HC rues misuse of judicial process to stall trial
TNN, Aug 13, 2010, 05.19am IST
NEW DELHI: For those hoping the recent money trail exposed in the run up to Commonwealth Games will result in swift punishment by the judiciary, here is a reality check by the Delhi high court.
In a sober assessment of judiciary's own capabilities to bring corrupt accused to book, HC has lamented how despite documentary evidence corruption often goes unpunished as accused misuse the judicial process.
"The judicial process is often used as a tool to see that even if there is documented proof of commission of crime the accused goes scot free because of multifarious levels of appeals, writs, revisions, 482 CrPC petitions and special leave petitions to which accused and petitioners have unlimited access under the present system,'' Justice S N Dhingra noted, on Thursday, while throwing out a petition filed by one Mohan Lal Jatia, accused of perjury by the Supreme Court.
"The real judicial reform can come in this country only when despite the strength of money power and political power one is not able to capture the judicial system and hold it to ransom on the strength of this power,'' Justice Dhingra bluntly noted in his judgement after realising that in the case at hand the man accused of submitting a false affidavit in SC in 1986 (where the registrar general of SC himself was the complainant) had managed to drag his case for so long at the magistrate level.

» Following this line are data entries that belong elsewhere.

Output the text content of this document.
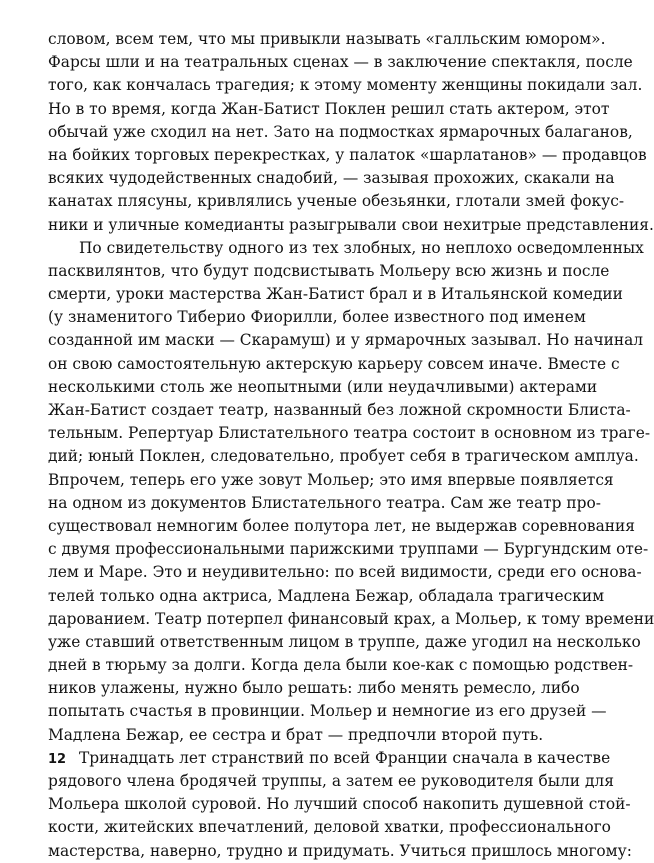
словом, всем тем, что мы привыкли называть «галльским юмором».
Фарсы шли и на театральных сценах — в заключение спектакля, после
того, как кончалась трагедия; к этому моменту женщины покидали зал.
Но в то время, когда Жан-Батист Поклен решил стать актером, этот
обычай уже сходил на нет. Зато на подмостках ярмарочных балаганов,
на бойких торговых перекрестках, у палаток «шарлатанов» — продавцов
всяких чудодейственных снадобий, — зазывая прохожих, скакали на
канатах плясуны, кривлялись ученые обезьянки, глотали змей фокус-
ники и уличные комедианты разыгрывали свои нехитрые представления.
По свидетельству одного из тех злобных, но неплохо осведомленных
пасквилянтов, что будут подсвистывать Мольеру всю жизнь и после
смерти, уроки мастерства Жан-Батист брал и в Итальянской комедии
(у знаменитого Тиберио Фиорилли, более известного под именем
созданной им маски — Скарамуш) и у ярмарочных зазывал. Но начинал
он свою самостоятельную актерскую карьеру совсем иначе. Вместе с
несколькими столь же неопытными (или неудачливыми) актерами
Жан-Батист создает театр, названный без ложной скромности Блиста-
тельным. Репертуар Блистательного театра состоит в основном из траге-
дий; юный Поклен, следовательно, пробует себя в трагическом амплуа.
Впрочем, теперь его уже зовут Мольер; это имя впервые появляется
на одном из документов Блистательного театра. Сам же театр про-
существовал немногим более полутора лет, не выдержав соревнования
с двумя профессиональными парижскими труппами — Бургундским оте-
лем и Маре. Это и неудивительно: по всей видимости, среди его основа-
телей только одна актриса, Мадлена Бежар, обладала трагическим
дарованием. Театр потерпел финансовый крах, а Мольер, к тому времени
уже ставший ответственным лицом в труппе, даже угодил на несколько
дней в тюрьму за долги. Когда дела были кое-как с помощью родствен-
ников улажены, нужно было решать: либо менять ремесло, либо
попытать счастья в провинции. Мольер и немногие из его друзей —
Мадлена Бежар, ее сестра и брат — предпочли второй путь.
Тринадцать лет странствий по всей Франции сначала в качестве
рядового члена бродячей труппы, а затем ее руководителя были для
Мольера школой суровой. Но лучший способ накопить душевной стой-
кости, житейских впечатлений, деловой хватки, профессионального
мастерства, наверно, трудно и придумать. Учиться пришлось многому:
12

The present petition is a gross misuse of the judicial process. The accused persons have come a second time before HC assailing the procedure being adopted by the magistrate. The whole effort by the accused seems to be not to allow the trial to go any further, an anguished HC observed. The court was also pained to note how the complaint filed against the accused in 1994 was still at an initial stage in 2010. "For these 16 long years the trial has not proceeded an inch. Those who talk of judicial reforms must take note of such numerous cases pending in courts where judicial process is misused to see trials don't proceed further,'' the judge noted while dismissing Jatia's plea and fining him Rs 1 lakh.